A fragrant and hearty Turkish pilau featuring tender lamb, fluffy basmati rice, sweet apricots, and a hint of cinnamon, garnished with toasted pine nuts and fresh mint.

⏱ 40 min🍽 Serves 4Turkishrice-disheasynut-free

Ingredients

  • ¼ cup pine nuts (optional)
  • 1 tbsp olive oil
  • 1 large onion
  • 2 cinnamon stick
  • 1⅛ lb lamb, diced
  • 1 cup basmati rice
  • 1 lamb bouillon cube
  • 12 dried apricots
  • ¼ cup mint, fresh (optional)
  • 2 cup water
  • ½ tsp salt (optional)
  • ¼ tsp black pepper (optional)

Steps

  1. Dry-fry pine nuts in a large pan until lightly toasted, then set aside.
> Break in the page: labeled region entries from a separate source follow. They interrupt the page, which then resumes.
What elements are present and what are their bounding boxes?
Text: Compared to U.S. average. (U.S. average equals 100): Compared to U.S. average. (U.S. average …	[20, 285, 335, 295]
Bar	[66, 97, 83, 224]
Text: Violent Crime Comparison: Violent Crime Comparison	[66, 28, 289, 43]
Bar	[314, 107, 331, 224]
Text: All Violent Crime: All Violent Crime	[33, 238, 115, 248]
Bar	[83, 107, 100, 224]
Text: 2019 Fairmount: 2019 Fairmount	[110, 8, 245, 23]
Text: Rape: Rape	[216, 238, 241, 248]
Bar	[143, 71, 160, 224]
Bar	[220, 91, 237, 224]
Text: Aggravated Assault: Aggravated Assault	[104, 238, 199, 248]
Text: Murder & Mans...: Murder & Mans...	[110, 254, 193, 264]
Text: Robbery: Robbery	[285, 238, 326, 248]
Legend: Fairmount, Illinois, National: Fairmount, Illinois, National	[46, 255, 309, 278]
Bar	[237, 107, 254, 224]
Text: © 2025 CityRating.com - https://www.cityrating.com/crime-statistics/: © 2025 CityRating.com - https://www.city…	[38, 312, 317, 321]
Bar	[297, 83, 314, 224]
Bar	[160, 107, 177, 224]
If using almonds, toast them instead.
  2. Add olive oil to the pan, then sauté the chopped onion and cinnamon sticks until the onion starts to turn golden.
  3. Increase heat, add the diced lamb, and cook until the meat changes color. Stir in the basmati rice and cook for 1 minute, stirring constantly.
  4. Pour in 2 cups of boiling water, crumble in the lamb bouillon cube, and add the dried apricots. Season with salt and pepper to taste.
  5. Reduce heat to low, cover the pan, and simmer for 12 minutes, or until the rice is tender and all the liquid has been absorbed.
  6. Remove from heat, gently toss in the toasted pine nuts (or almonds) and fresh mint before serving.